Will California’s Long-Term Rehab Facilities Lose their Funding–Again?

MediCal was developed in 1965 as a California state companion to the federal Medicaid program created that same year. Such programs were intended to provide medical access to the disabled, the elderly, and to children (and low-income parents). However, this funding, while a significant step forward, was not all inclusive.

Going unfunded

In an effort to protect the mentally ill from the warehouse conditions that asylum facilities of earlier decades are infamous for, Medicaid and MediCal denied program funding to what they defined as “residential care facilities.”

MediCal was still permitted to provide support for women who attended residential facilities in order to cope with substance abuse or mental illness, provided those women were perinatal. (This covers the time period directly before, during, and after birth, at which point the funding stops.)

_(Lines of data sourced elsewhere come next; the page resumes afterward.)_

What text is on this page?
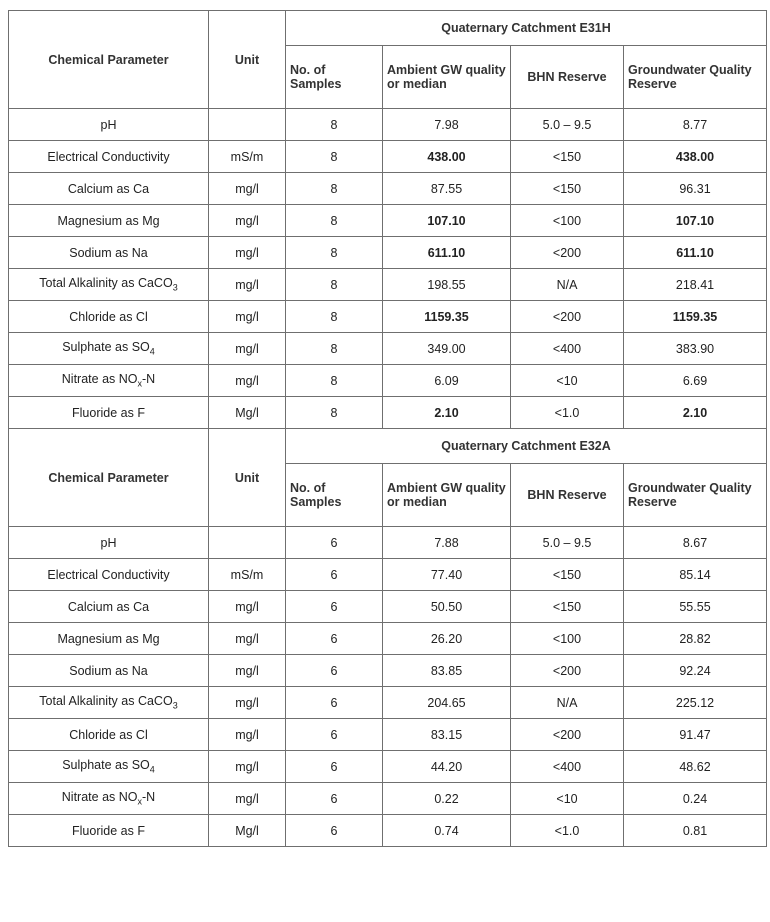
Chemical Parameter	Unit	Quaternary Catchment E31H			
		No. of Samples	Ambient GW quality or median	BHN Reserve	Groundwater Quality Reserve
pH		8	7.98	5.0 – 9.5	8.77
Electrical Conductivity	mS/m	8	438.00	<150	438.00
Calcium as Ca	mg/l	8	87.55	<150	96.31
Magnesium as Mg	mg/l	8	107.10	<100	107.10
Sodium as Na	mg/l	8	611.10	<200	611.10
Total Alkalinity as CaCO$_3$	mg/l	8	198.55	N/A	218.41
Chloride as Cl	mg/l	8	1159.35	<200	1159.35
Sulphate as $SO_4$	mg/l	8	349.00	<400	383.90
Nitrate as $NO_x-N$	mg/l	8	6.09	<10	6.69
Fluoride as F	Mg/l	8	2.10	<1.0	2.10
Chemical Parameter	Unit	Quaternary Catchment E32A			
		No. of Samples	Ambient GW quality or median	BHN Reserve	Groundwater Quality Reserve
pH		6	7.88	5.0 – 9.5	8.67
Electrical Conductivity	mS/m	6	77.40	<150	85.14
Calcium as Ca	mg/l	6	50.50	<150	55.55
Magnesium as Mg	mg/l	6	26.20	<100	28.82
Sodium as Na	mg/l	6	83.85	<200	92.24
Total Alkalinity as CaCO$_3$	mg/l	6	204.65	N/A	225.12
Chloride as Cl	mg/l	6	83.15	<200	91.47
Sulphate as $SO_4$	mg/l	6	44.20	<400	48.62
Nitrate as $NO_x-N$	mg/l	6	0.22	<10	0.24
Fluoride as F	Mg/l	6	0.74	<1.0	0.81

Facilities with 16 or fewer beds were also granted funding, but because 16 beds aren’t enough to cover costs (think one table in a fine dining restaurant) most long-term residential rehabs in California have sought funding from outside third parties. The result is, of course, a disconcerting absence of supervision and regulation, creating long-term rehabs that look and act more like an extended meeting of Alcoholics Anonymous than a medical facility. With the most senior sober member taking the lead and the bearing the responsibility.

photo TaxRebate.org.uk

photo TaxRebate.org.uk

Federal money spread thin

The Substance Abuse and Mental Health Services Administration is a federal agency that provides funding via state issued block grants, which are divvied up across counties, which then spread money thinly across the various rehabilitation centers. $100 per patient daily, and no limit on stay, but representatives said California still (and always had) lacked adequate funding for their substance abuse programs. An estimated 9 out of 10 people in California were routinely left without the services they required, leave ERs, jails, and homeless shelters to deal with the overflow.  

A slippery slope of social burden

This load of this burden was greatly reduced by the 2014 Affordable Care Act, because the state’s most needy (not just the disabled, and elderly) became eligible for MediCal. 11.3 million Californians use the newly available program, according to state Department of Health Care Services spokesperson Carol Sloan. That’s a lot of people.

But now, state health care officials are hoping to reform the MediCal system again, entirely eliminating funding aimed at long-term rehabilitative services in an effort to cut spending. If their proposal passes, even the once available federal block spending with be reallocated.

The state’s proposal is currently under review by the US Centers for Medicaid and Medicare Services, and if approved it will amount to a massive overhaul of MediCal, much of which will be marked by expansion and growth. Unfortunately, for those who require long-term, live-in rehabilitation services it may mark the end of the treatment they need to survive.